Jerry Rawlings ruled for six months in 1978-79 and handed over power to a civilian multi party government. The experiment lasted two years and ended in another coup led by him. It is after he gave Ghana a long reign of 18 years that he bequeathed it its current stability and democracy. Olusegun Obasanjo ruled Nigeria for four years and returned power to a multiparty civilian government in 1979 that collapsed in 1983. Brig. Mada Bio of Sierra Leone ruled for one year in 1995 and returned power to multiparty civilian rule. This precipitated another coup, civil war worsened and the state collapsed.
In fact, most nations of Africa that have been unstable are those that did not have a founding president who served for very long – Ghana, Uganda, Congo DRC, Sierra Leone, Somalia, Chad, CAR, Nigeria, Chad, Burundi, Rwanda, Sudan, etc. Indeed the first president in post independence Africa to do “the right thing” and relinquish power peacefully after electoral defeat was Osman Daar in Somalia in 1967 – he had served seven years. Two years later Somalia had a coup, then civil war and the current dismemberment of the country. Liberia had 17 peaceful transfers of power from 1848 when it was established and 1980 when Sgt. Samuel Doe staged a coup i.e. each president serving an average of six years. From then the country degenerated into civil war, state and economic collapse.

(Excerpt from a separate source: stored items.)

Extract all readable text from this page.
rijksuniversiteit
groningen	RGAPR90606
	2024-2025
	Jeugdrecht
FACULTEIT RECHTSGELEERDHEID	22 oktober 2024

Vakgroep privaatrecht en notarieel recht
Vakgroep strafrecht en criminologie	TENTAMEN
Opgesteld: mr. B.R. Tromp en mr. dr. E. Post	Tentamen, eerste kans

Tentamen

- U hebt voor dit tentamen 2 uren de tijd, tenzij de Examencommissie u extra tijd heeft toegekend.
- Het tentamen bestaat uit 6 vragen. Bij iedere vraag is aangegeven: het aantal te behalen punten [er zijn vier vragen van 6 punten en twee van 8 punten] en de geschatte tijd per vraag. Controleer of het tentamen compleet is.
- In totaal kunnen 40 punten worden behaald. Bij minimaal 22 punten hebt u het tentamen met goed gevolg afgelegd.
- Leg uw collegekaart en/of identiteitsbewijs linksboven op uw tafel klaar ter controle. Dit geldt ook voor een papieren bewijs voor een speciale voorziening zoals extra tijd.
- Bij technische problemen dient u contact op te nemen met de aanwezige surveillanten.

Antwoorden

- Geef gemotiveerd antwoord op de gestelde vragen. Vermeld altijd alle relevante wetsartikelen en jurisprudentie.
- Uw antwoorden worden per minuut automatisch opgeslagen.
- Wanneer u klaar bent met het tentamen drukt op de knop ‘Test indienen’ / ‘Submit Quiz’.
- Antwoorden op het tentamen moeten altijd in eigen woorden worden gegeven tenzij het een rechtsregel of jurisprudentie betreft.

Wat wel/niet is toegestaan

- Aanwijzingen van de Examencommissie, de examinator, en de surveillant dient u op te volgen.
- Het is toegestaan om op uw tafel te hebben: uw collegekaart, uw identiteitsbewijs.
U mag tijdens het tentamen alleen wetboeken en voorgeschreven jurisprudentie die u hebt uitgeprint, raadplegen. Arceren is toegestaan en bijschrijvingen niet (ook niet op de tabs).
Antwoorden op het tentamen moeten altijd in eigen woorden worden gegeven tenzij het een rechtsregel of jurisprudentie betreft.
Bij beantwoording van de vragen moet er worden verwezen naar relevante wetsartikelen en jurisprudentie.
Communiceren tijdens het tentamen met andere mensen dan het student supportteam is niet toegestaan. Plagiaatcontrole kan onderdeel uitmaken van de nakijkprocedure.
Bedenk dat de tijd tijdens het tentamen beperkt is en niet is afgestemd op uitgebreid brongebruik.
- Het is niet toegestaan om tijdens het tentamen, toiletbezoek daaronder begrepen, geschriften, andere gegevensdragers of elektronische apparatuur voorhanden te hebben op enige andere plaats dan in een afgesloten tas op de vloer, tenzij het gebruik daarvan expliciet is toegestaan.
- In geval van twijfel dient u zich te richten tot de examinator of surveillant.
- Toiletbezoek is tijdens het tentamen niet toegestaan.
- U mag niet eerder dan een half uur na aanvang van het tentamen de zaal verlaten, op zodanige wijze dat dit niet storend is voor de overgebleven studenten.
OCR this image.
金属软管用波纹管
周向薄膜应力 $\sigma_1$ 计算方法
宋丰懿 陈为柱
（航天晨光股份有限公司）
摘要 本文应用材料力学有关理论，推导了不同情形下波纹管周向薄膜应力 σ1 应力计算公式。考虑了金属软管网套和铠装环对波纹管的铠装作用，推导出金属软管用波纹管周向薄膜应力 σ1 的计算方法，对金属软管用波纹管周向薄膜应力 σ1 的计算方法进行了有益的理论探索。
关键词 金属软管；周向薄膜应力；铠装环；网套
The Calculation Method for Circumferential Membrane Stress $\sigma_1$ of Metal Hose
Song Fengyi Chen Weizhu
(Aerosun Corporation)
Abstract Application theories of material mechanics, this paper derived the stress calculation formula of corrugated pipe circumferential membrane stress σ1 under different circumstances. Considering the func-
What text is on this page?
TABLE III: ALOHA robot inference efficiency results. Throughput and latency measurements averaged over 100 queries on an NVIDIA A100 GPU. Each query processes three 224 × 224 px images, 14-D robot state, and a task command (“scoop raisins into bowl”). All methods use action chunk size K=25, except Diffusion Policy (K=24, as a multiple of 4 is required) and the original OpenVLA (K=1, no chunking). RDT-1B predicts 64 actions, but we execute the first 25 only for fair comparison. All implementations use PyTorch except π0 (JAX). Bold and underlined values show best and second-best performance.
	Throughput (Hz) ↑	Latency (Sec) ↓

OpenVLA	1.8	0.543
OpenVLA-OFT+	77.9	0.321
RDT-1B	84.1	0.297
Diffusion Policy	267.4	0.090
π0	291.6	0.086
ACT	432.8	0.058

In Sierra Leone, President Siaka Stevens retired peacefully in 1985 after serving 16 years. Within seven years, civil war, military coups and counter coups turned the country into a failed state that was only rescued by British troops. Uganda had its experiment in peaceful democratic change of government. On June 19th, 1979 a vote of no confidence in President Yusuf Lule was passed by parliament. When the results were announced, the Speaker, Edward Rugumayo, turned to the stone-faced Lule and told him: “you are no longer president of Uganda.” After that, the country succumbed to military coups, civil war and near collapse.
There are presidents who ruled for long and their countries unraveled –Siad Barre in Somalia (22 years), emperor Haile Selasi in Ethiopia (45 years), Juvenal Habyarimana in Rwanda (20 years) and Mobutu in Congo/Zaire (32 years). It is not clear whether Congo/Zaire would have been more stable if its presidents had served a short time. There are many inconsistencies among these countries – and it is hard to see one clear pattern that ensured stability and peaceful transitions to stable democracies. Each country’s development seems to have been shaped by its unique circumstances.
If you are open-minded, this brief history is a moment to pause and reflect. We see that serving for a short time and peacefully handing over power did not guarantee stability. In most cases, it precipitated coups and civil war. Second, there are very few cases where a long serving president bequeathed instability. In most cases they delivered peaceful transitions leading to stable democracies.
These facts contradict our secular gospel that condemns those of our leaders who served long. In fact they teach us that longevity and term limits are not mutually contradictory – one seems to lay a foundation for the other. Therefore the real issue facing Africa is not the length of time a president serves but how he/she organizes politics. Secondly, the worst mistake would be to treat all our countries as the same and prescribe one solution for all of them.